El año pasado por estas fechas, andaba yo a la mía, como siempre -Madrid es una ciudad que lo da todo en este mes impío, conciertos, calor, polvo y arena. Y esa hostelería carente de todo glamour que tanto nos gusta y que somos incapaces de explicar a los que no la saborean, bares de barra de aluminio y cabezas de gambas sobre un terrazo añejo; cañas de Mahou en vasos de café con leche, croquetas y calamares. No somos ciudad de exquisiteces, pero sí de estómago satisfecho a la vuelta de cualquier esquina, en cualquier barrio, de bravas y boquerones con patatas fritas de bolsa: jodida delicia-, cuando el anuncio de un nuevo grupo de “wasap” reventó mi sueño envuelto en sudor y amanecer tardío. El asunto: “Comida de primos”. El promotor: mi primo Eduardo.
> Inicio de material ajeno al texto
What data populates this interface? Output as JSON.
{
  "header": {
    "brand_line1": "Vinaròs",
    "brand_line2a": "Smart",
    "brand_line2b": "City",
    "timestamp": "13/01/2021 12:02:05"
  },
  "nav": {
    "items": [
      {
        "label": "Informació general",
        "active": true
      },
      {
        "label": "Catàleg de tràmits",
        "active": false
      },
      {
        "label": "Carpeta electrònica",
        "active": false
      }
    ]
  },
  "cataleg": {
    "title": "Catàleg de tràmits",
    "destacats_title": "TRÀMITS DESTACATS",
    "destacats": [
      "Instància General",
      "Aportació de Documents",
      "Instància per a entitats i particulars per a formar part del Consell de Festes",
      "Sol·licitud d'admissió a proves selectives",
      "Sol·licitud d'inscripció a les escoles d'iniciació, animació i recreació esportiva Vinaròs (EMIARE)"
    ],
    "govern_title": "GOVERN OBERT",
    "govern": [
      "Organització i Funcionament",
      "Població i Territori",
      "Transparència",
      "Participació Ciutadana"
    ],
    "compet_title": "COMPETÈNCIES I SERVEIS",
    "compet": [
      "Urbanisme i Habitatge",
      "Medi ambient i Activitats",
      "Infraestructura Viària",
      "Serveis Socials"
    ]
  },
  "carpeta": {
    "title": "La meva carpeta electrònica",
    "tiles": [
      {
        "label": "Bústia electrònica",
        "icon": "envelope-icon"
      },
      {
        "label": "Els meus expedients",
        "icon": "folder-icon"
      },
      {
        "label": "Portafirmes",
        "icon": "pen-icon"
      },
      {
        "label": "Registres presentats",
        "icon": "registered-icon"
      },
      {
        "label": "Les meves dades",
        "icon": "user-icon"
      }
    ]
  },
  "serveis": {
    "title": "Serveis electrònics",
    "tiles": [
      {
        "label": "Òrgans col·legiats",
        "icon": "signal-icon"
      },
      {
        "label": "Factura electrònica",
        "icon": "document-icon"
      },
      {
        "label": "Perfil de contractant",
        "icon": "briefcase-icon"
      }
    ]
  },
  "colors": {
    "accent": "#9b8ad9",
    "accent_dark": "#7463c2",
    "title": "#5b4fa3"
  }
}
Se me revolvieron las tripas. Eduardo es el típico gilipollas. Un clásico en cualquier reunión. Si hay un seguro de coche barato, es el que él ha contratado. Si alguien necesita acuchillar el parqué, él tiene un primo de su cuñado que lo hace rápido y bien y económico. “Chicos, he pensado que, desde que murió la tía Juana, no hemos vuelto a reunirnos en el pueblo. Y qué mejor que hacerlo este fin de semana, que es la fiesta. Estaría bien comer todos el sábado, ir a la verbena… En fin, yo pongo el vino”.

Sí, era un imbécil. Pero si él llevaba el vino, valía la pena. Aunque tuviera que pedir el dinero, llevaría un vino decentísimo con tal de que nos pasáramos media comida hablando de las virtudes del dichoso caldo. Virtudes que, dicho sea de paso,  se improvisaban sobre la marcha, ya que allí nadie tenía ni puta idea. De hecho, yo dudo mucho de que alguien la tenga: esos comentarios cursis sobre el vino me parecen un esnobismo pretencioso que se hacen con el ánimo de distinguirse. Yo, en mi simpleza innata y práctica, divido el vino en dos grandes secciones: me gusta, no me gusta. Casi todos pertenecen al primer grupo.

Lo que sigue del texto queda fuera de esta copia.